Parkinsonism is a frequent neurological syndrome in adulthood but is very rare in childhood. Early forms of Parkinsonism have many distinctive features as compared to Parkinsonism in adults. In fact, rather than Parkinsonism, the general concept "hypokinetic-rigid syndrome" (HRS) is more accurate in children. In general, the terms "dystonia-parkinsonism", "parkinsonism-plus", or "parkinsonism-like" are preferred to designate these forms of paediatric HRS. Inborn errors of metabolism (IEM) constitute an important group amongst the genetic causes of Parkinsonism at any age. The main IEM causing Parkinsonism are metal-storage diseases, neurotransmitter defects, lysosomal storage disorders and energy metabolism defects. IEM should not be neglected as many of them represent treatable causes of Parkinsonism. Here we review IEMs causing this neurological syndrome and propose diagnostic approaches depending on the age of onset and the associated clinical and neuroimaging features.

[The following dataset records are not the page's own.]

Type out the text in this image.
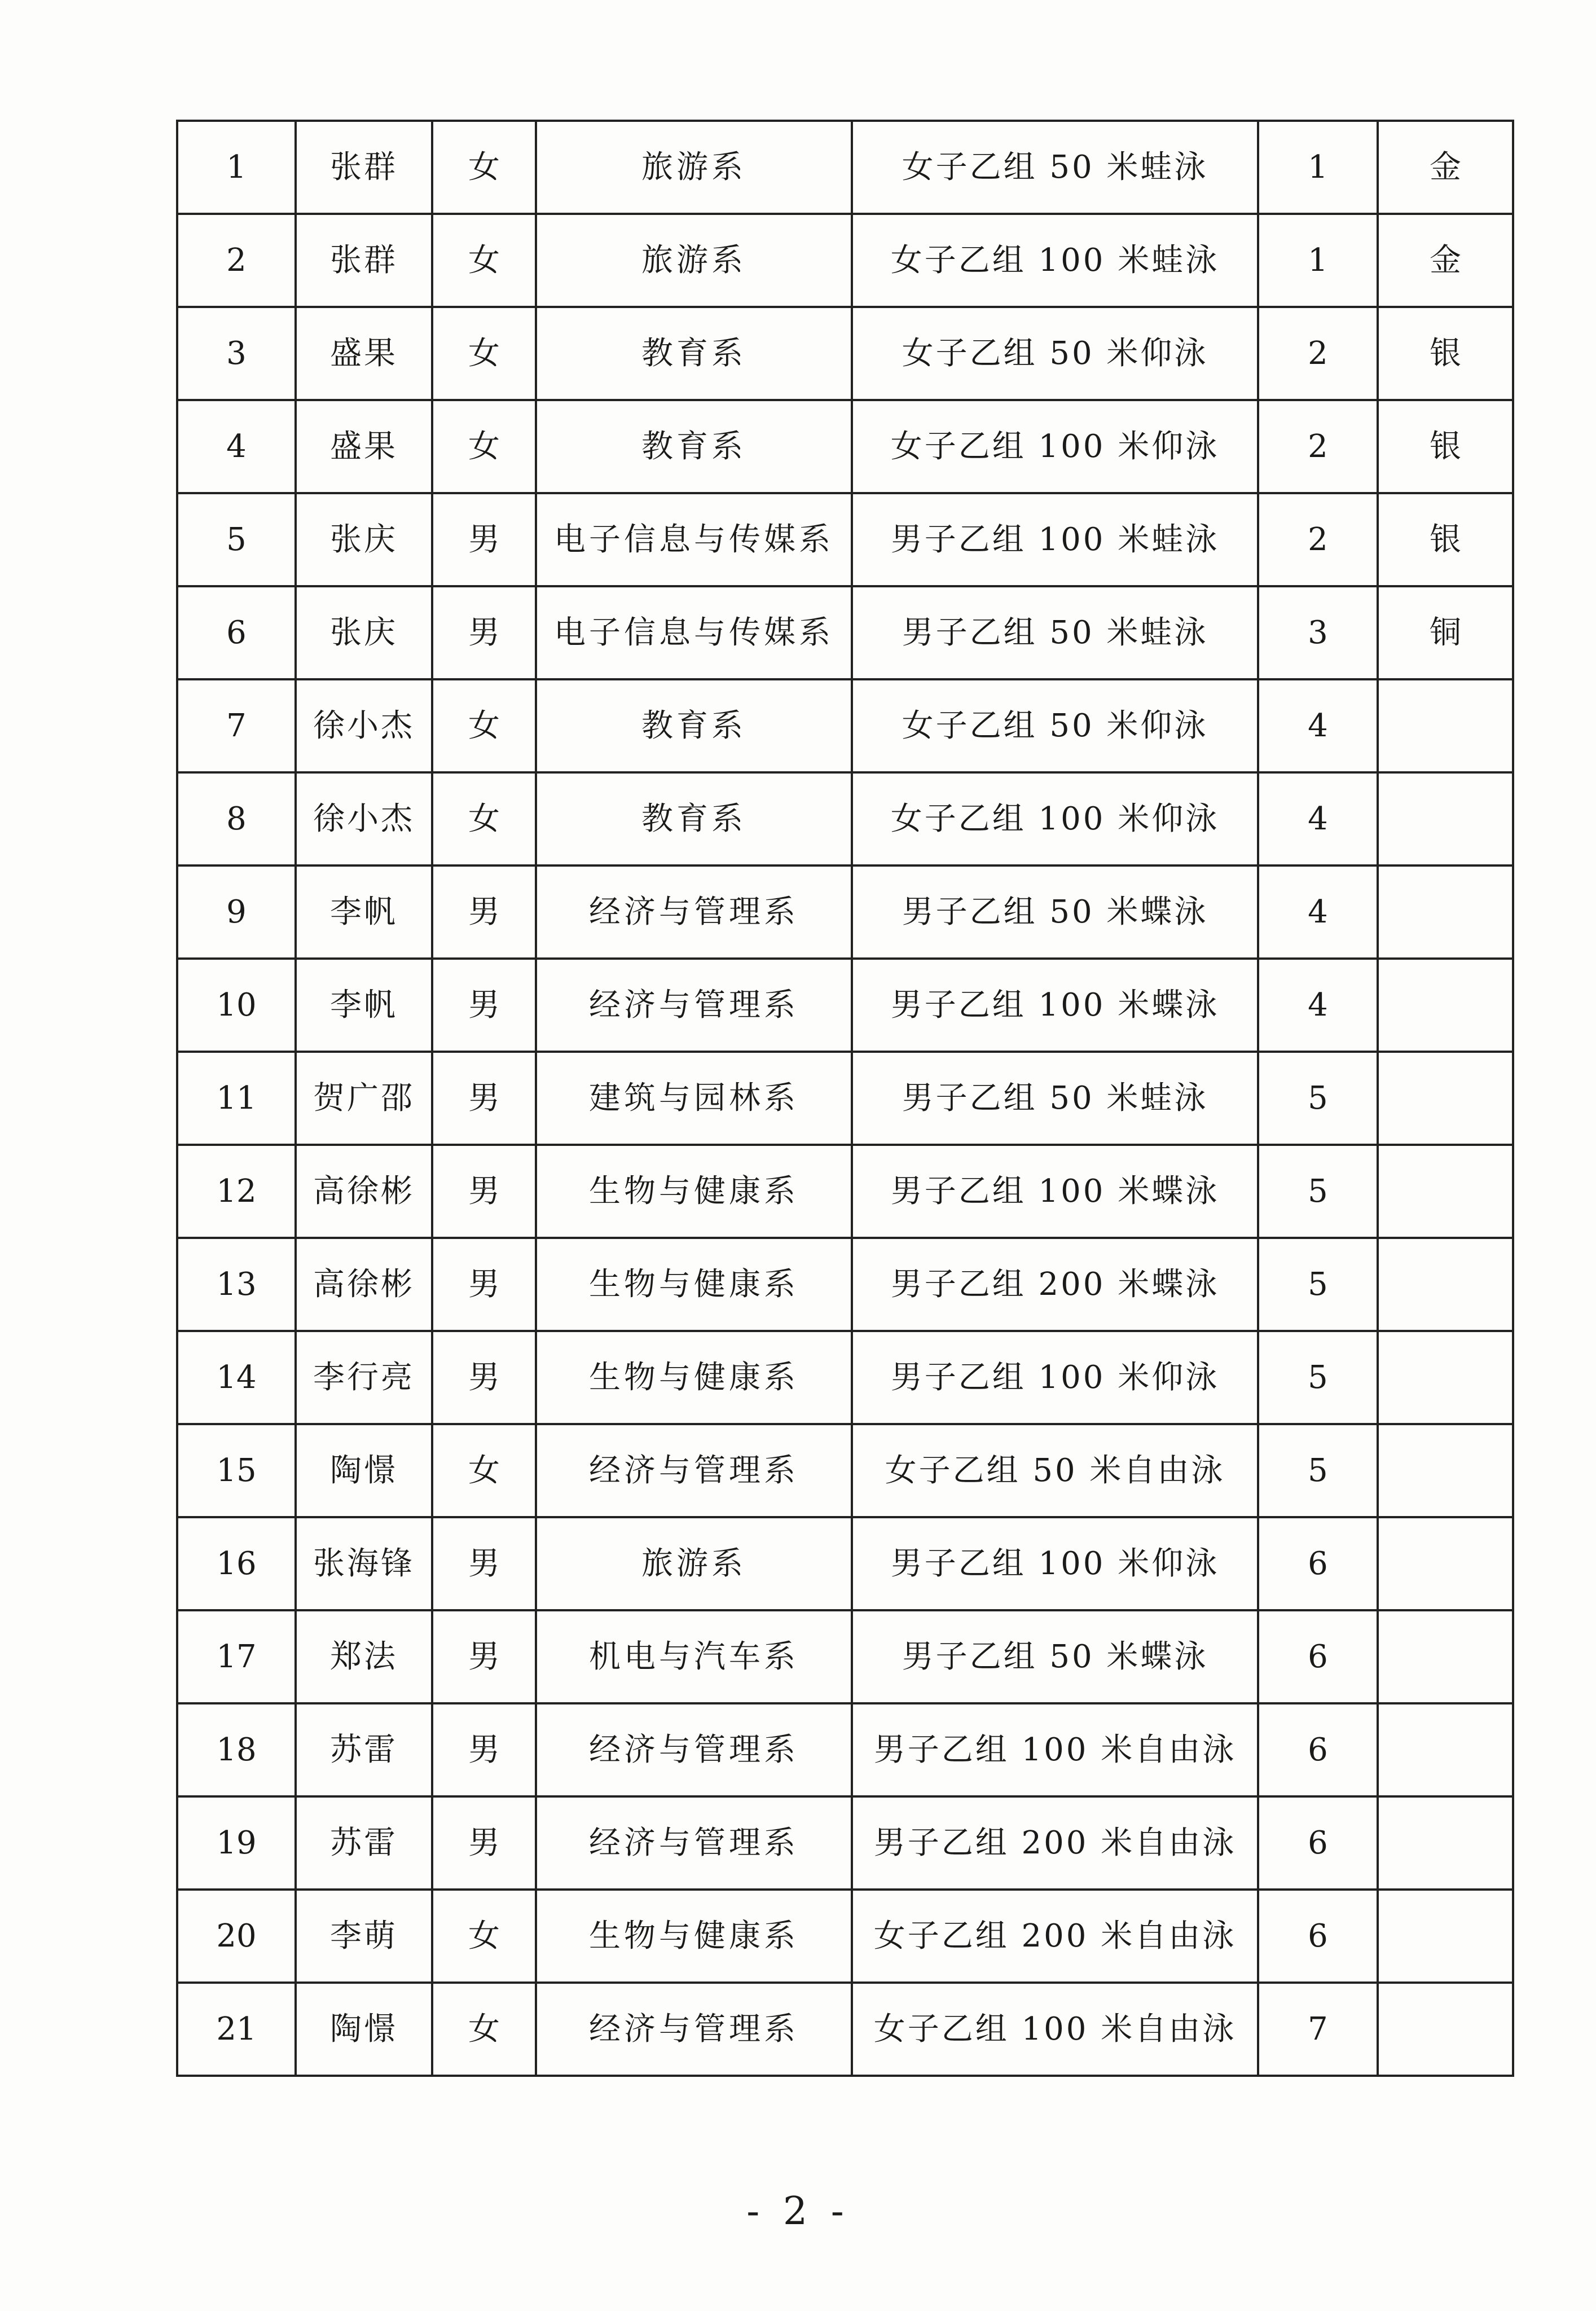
1	张群	女	旅游系	女子乙组 50 米蛙泳	1	金
2	张群	女	旅游系	女子乙组 100 米蛙泳	1	金
3	盛果	女	教育系	女子乙组 50 米仰泳	2	银
4	盛果	女	教育系	女子乙组 100 米仰泳	2	银
5	张庆	男	电子信息与传媒系	男子乙组 100 米蛙泳	2	银
6	张庆	男	电子信息与传媒系	男子乙组 50 米蛙泳	3	铜
7	徐小杰	女	教育系	女子乙组 50 米仰泳	4	
8	徐小杰	女	教育系	女子乙组 100 米仰泳	4	
9	李帆	男	经济与管理系	男子乙组 50 米蝶泳	4	
10	李帆	男	经济与管理系	男子乙组 100 米蝶泳	4	
11	贺广邵	男	建筑与园林系	男子乙组 50 米蛙泳	5	
12	高徐彬	男	生物与健康系	男子乙组 100 米蝶泳	5	
13	高徐彬	男	生物与健康系	男子乙组 200 米蝶泳	5	
14	李行亮	男	生物与健康系	男子乙组 100 米仰泳	5	
15	陶憬	女	经济与管理系	女子乙组 50 米自由泳	5	
16	张海锋	男	旅游系	男子乙组 100 米仰泳	6	
17	郑法	男	机电与汽车系	男子乙组 50 米蝶泳	6	
18	苏雷	男	经济与管理系	男子乙组 100 米自由泳	6	
19	苏雷	男	经济与管理系	男子乙组 200 米自由泳	6	
20	李萌	女	生物与健康系	女子乙组 200 米自由泳	6	
21	陶憬	女	经济与管理系	女子乙组 100 米自由泳	7	
- 2 -
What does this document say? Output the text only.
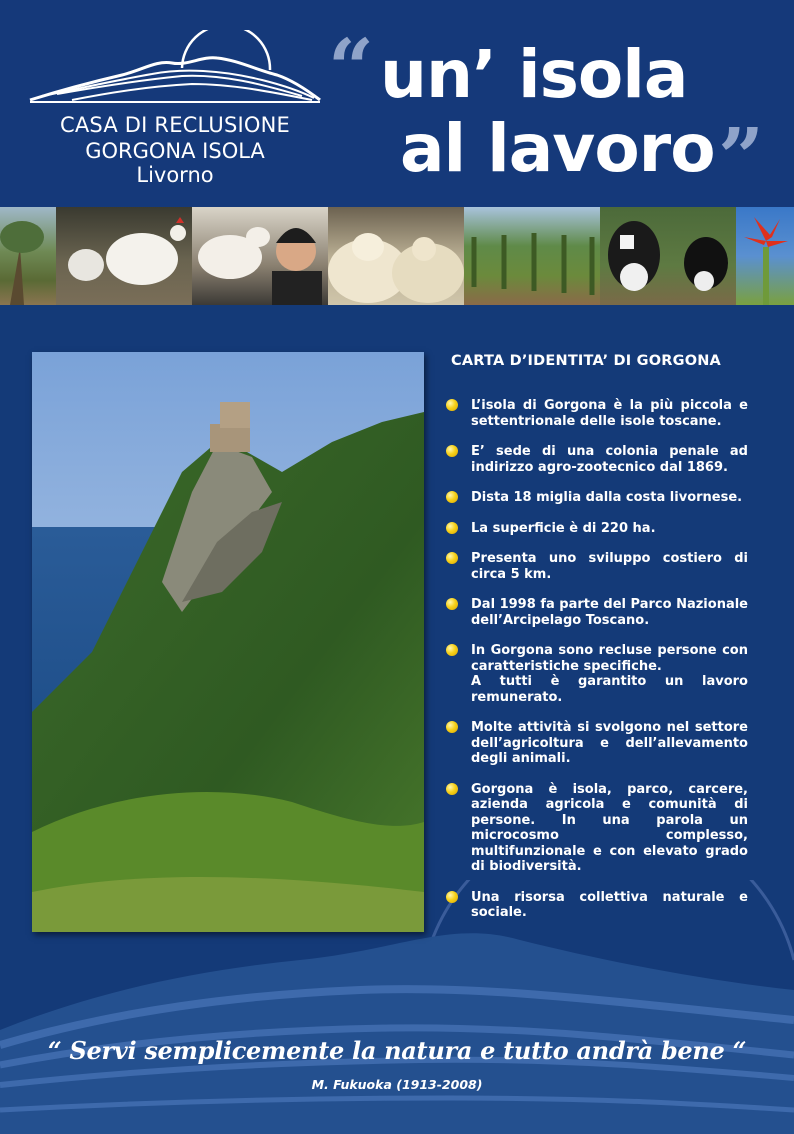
CASA DI RECLUSIONE
GORGONA ISOLA
Livorno
“ un’ isola
al lavoro ”
CARTA D’IDENTITA’ DI GORGONA
L’isola di Gorgona è la più piccola e settentrionale delle isole toscane.
E’ sede di una colonia penale ad indirizzo agro-zootecnico dal 1869.
Dista 18 miglia dalla costa livornese.
La superficie è di 220 ha.
Presenta uno sviluppo costiero di circa 5 km.
Dal 1998 fa parte del Parco Nazionale dell’Arcipelago Toscano.
In Gorgona sono recluse persone con caratteristiche specifiche.
A tutti è garantito un lavoro remunerato.
Molte attività si svolgono nel settore dell’agricoltura e dell’allevamento degli animali.
Gorgona è isola, parco, carcere, azienda agricola e comunità di persone. In una parola un microcosmo complesso, multifunzionale e con elevato grado di biodiversità.
Una risorsa collettiva naturale e sociale.
“ Servi semplicemente la natura e tutto andrà bene “
M. Fukuoka (1913-2008)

帕金森综合征在成年人中是一种常见的神经综合征,但在儿童中非常罕见。与成人帕金森综合征相比,早期形式的帕金森综合征有许多独特的特征。事实上,对于儿童来说,“运动减少-强直综合征”(HRS)这一总体概念比帕金森综合征更准确。一般来说,“肌张力障碍-帕金森综合征”“帕金森叠加综合征”或“帕金森样综合征”这些术语更适合用来指代这些儿童期HRS形式。在任何年龄,先天性代谢缺陷(IEM)都是帕金森综合征遗传病因中的一个重要类别。导致帕金森综合征的主要IEM包括金属贮积病、神经递质缺陷、溶酶体贮积症和能量代谢缺陷。IEM不应被忽视,因为它们中的许多代表了可治疗的帕金森综合征病因。在此,我们综述导致这种神经综合征的IEM,并根据发病年龄以及相关的临床和神经影像学特征提出诊断方法。